Janet was troubled by her look and attitude, and being well aware that the two had had a long tete-a-tete the day before, wondered how things were going. But she said nothing; and after breakfast Rachel joined the two girls in the potato-field, and worked as hard as they, hour after hour. But her usual gaiety was gone, and the girls noticed at once the dark rims under her eyes. They wondered secretly what Miss Henderson’s “friend” had been doing. For that the “Cap’n” was courting their employer had long been plain to them. Betty, of course, had a “friend,” the young soldier whose sick leave was nearly up, and the child’s deep velvety eyes were looking nearly as tired as Miss Henderson’s. While Jenny, too, the timid, undeveloped Jenny had lately begun to take an interest in a “friend,” a young fellow belonging to Ellesborough’s forestry camp whom she had met in Millsborough the day of the Harvest Festival. They had hardly exchanged half an hour’s real conversation. But he had bought her some sweets at Millsborough, and walked a bit of the way home with her. Then she had seen him in the village once or twice.

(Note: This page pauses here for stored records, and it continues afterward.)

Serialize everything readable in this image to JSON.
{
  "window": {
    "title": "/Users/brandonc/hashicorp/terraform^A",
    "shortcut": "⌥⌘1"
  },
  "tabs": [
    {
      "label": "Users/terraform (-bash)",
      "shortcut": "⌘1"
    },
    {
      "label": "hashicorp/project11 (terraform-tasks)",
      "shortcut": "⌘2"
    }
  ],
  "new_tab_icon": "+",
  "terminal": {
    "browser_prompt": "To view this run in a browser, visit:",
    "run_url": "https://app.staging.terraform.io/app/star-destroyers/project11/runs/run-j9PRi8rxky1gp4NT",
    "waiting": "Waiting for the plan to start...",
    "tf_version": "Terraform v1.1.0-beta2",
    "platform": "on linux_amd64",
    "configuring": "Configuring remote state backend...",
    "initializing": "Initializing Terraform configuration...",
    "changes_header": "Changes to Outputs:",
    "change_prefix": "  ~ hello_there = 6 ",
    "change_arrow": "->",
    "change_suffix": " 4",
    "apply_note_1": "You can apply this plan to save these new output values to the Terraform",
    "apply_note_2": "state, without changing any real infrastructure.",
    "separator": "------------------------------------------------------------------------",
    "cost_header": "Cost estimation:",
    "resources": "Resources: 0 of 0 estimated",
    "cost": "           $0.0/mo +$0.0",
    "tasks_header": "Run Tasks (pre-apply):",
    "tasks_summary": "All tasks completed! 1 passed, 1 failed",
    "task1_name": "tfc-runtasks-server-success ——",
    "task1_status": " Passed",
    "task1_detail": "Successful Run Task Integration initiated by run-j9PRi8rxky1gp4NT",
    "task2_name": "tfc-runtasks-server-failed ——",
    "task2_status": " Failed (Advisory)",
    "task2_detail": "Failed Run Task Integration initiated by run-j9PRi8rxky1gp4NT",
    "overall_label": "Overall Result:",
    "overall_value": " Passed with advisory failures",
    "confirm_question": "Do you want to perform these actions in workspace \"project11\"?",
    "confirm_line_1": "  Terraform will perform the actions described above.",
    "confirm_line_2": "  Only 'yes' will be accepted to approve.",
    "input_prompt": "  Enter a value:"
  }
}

He had some relations there—there was some talk of him, and that old murder at the farm—she didn’t know rightly what it was. But she felt somehow that Miss Henderson wouldn’t want to have him about—Miss Henderson didn’t like talk of the murder—so Jenny had never asked him to look her up. But her raw, childish mind was full of him, and the ferments of sex were stirring. In the secret opinion of both girls, “friends” were quite as much pain as pleasure. No girl could do without them; but they were pretty certain to cause heart-aches, to make a girl wish at some time or other that she had never been born. A London factory-girl would have expressed it in the Cockney way: “Blokes are no good—but you must have a bloke!”
The two girls then concluded that Captain Ellesborough had been causing trouble, as all men did, at some point; and being sympathetic little souls, they worked especially hard in the potato-field, and would not allow Rachel to carry the heavier baskets to the “clamp.”

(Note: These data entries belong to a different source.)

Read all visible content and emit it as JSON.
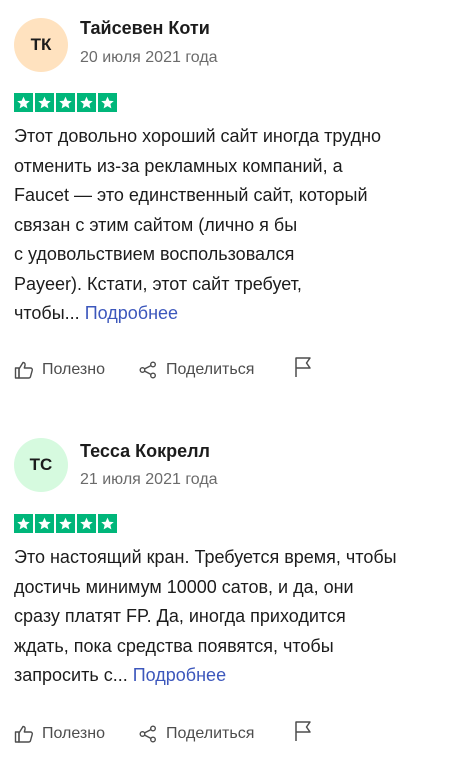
{
  "colors": {
    "star_green": "#00b67a",
    "link_blue": "#3c57bc",
    "avatar_peach": "#ffe2bf",
    "avatar_mint": "#d6fadf"
  },
  "reviews": [
    {
      "initials": "ТК",
      "name": "Тайсевен Коти",
      "date": "20 июля 2021 года",
      "rating": 5,
      "text_lines": [
        "Этот довольно хороший сайт иногда трудно",
        "отменить из-за рекламных компаний, а",
        "Faucet — это единственный сайт, который",
        "связан с этим сайтом (лично я бы",
        "с удовольствием воспользовался",
        "Payeer). Кстати, этот сайт требует,",
        "чтобы..."
      ],
      "more_label": "Подробнее",
      "useful_label": "Полезно",
      "share_label": "Поделиться"
    },
    {
      "initials": "ТС",
      "name": "Тесса Кокрелл",
      "date": "21 июля 2021 года",
      "rating": 5,
      "text_lines": [
        "Это настоящий кран. Требуется время, чтобы",
        "достичь минимум 10000 сатов, и да, они",
        "сразу платят FP. Да, иногда приходится",
        "ждать, пока средства появятся, чтобы",
        "запросить с..."
      ],
      "more_label": "Подробнее",
      "useful_label": "Полезно",
      "share_label": "Поделиться"
    }
  ]
}
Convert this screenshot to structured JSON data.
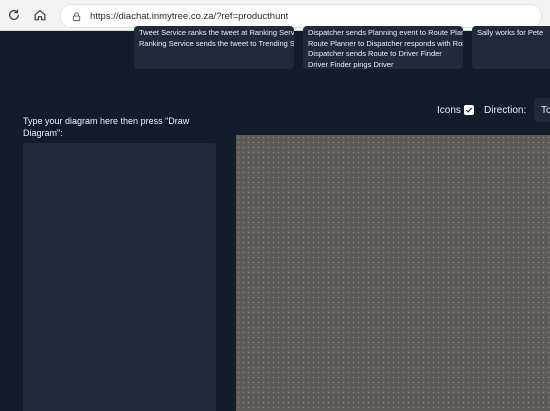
{
  "browser": {
    "url": "https://diachat.inmytree.co.za/?ref=producthunt",
    "reload_icon": "reload-icon",
    "home_icon": "home-icon",
    "lock_icon": "lock-icon"
  },
  "examples": [
    {
      "lines": [
        "Tweet Service ranks the tweet at Ranking Service",
        "Ranking Service sends the tweet to Trending Service"
      ]
    },
    {
      "lines": [
        "Dispatcher sends Planning event to Route Planner",
        "Route Planner to Dispatcher responds with Route E",
        "Dispatcher sends Route to Driver Finder",
        "Driver Finder pings Driver"
      ]
    },
    {
      "lines": [
        "Sally works for Pete"
      ]
    }
  ],
  "editor": {
    "instructions": "Type your diagram here then press \"Draw Diagram\":",
    "value": "",
    "placeholder": ""
  },
  "options": {
    "icons_label": "Icons",
    "icons_checked": true,
    "direction_label": "Direction:",
    "direction_value": "To"
  },
  "colors": {
    "page_bg": "#131c2b",
    "card_bg": "#1f2b3d",
    "canvas_bg": "#5d5a57"
  }
}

Meanwhile Janet had been wrestling with old Halsey, till he had very reluctantly yielded to her persuasion, and returned to work.

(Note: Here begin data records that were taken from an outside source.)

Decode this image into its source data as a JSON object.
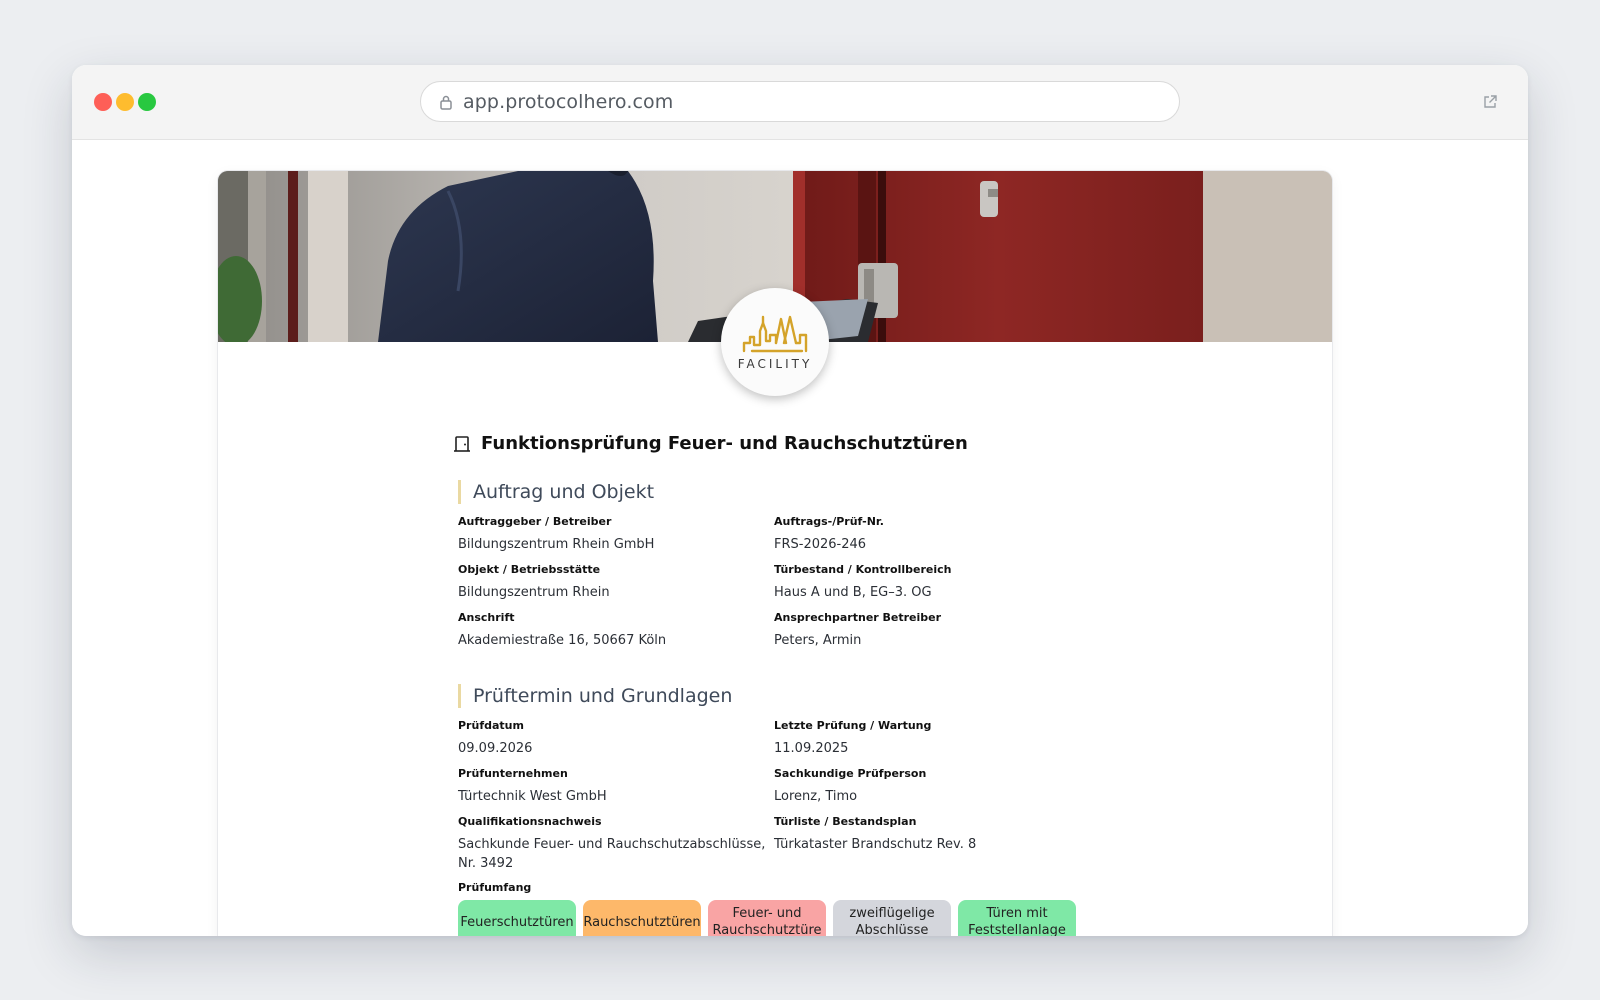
{
  "browser": {
    "url": "app.protocolhero.com"
  },
  "logo": {
    "text": "FACILITY",
    "color": "#d4a32a"
  },
  "document": {
    "title": "Funktionsprüfung Feuer- und Rauchschutztüren",
    "icon": "door-icon"
  },
  "sections": {
    "order": {
      "heading": "Auftrag und Objekt",
      "fields": [
        {
          "label": "Auftraggeber / Betreiber",
          "value": "Bildungszentrum Rhein GmbH"
        },
        {
          "label": "Auftrags-/Prüf-Nr.",
          "value": "FRS-2026-246"
        },
        {
          "label": "Objekt / Betriebsstätte",
          "value": "Bildungszentrum Rhein"
        },
        {
          "label": "Türbestand / Kontrollbereich",
          "value": "Haus A und B, EG–3. OG"
        },
        {
          "label": "Anschrift",
          "value": "Akademiestraße 16, 50667 Köln"
        },
        {
          "label": "Ansprechpartner Betreiber",
          "value": "Peters, Armin"
        }
      ]
    },
    "inspection": {
      "heading": "Prüftermin und Grundlagen",
      "fields": [
        {
          "label": "Prüfdatum",
          "value": "09.09.2026"
        },
        {
          "label": "Letzte Prüfung / Wartung",
          "value": "11.09.2025"
        },
        {
          "label": "Prüfunternehmen",
          "value": "Türtechnik West GmbH"
        },
        {
          "label": "Sachkundige Prüfperson",
          "value": "Lorenz, Timo"
        },
        {
          "label": "Qualifikationsnachweis",
          "value": "Sachkunde Feuer- und Rauchschutzabschlüsse, Nr. 3492"
        },
        {
          "label": "Türliste / Bestandsplan",
          "value": "Türkataster Brandschutz Rev. 8"
        }
      ],
      "scope_label": "Prüfumfang",
      "scope": [
        {
          "label": "Feuerschutztüren",
          "color": "#7fe8a6"
        },
        {
          "label": "Rauchschutztüren",
          "color": "#fdb86a"
        },
        {
          "label": "Feuer- und Rauchschutztüre",
          "color": "#f9a4a4"
        },
        {
          "label": "zweiflügelige Abschlüsse",
          "color": "#d4d6dc"
        },
        {
          "label": "Türen mit Feststellanlage",
          "color": "#7fe8a6"
        }
      ]
    }
  }
}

“I’m not the man I wor,” he confided to Peter Betts, as they were eating their dinner under a hedge in the damp October sunshine. “When I wor a young man, I wouldn’t ha’ minded them things, not if it was iver so. But now they do give me the shivers in my inside.”
“What do?” said Peter Betts, with a mouthful of cold bacon. He was still greatly in the dark as to why Halsey had left work so early in the afternoon the day before, and why he was now in such a gruff and gloomy mood. There was indeed a rumour in the village that old Halsey had seen “summat,” but as Halsey had gone to bed immediately after Miss Leighton had had her say with him, and had refused to be “interviewed” even by his wife, there was a good deal of uncertainty even in the mind of his oldest pal, Peter Betts.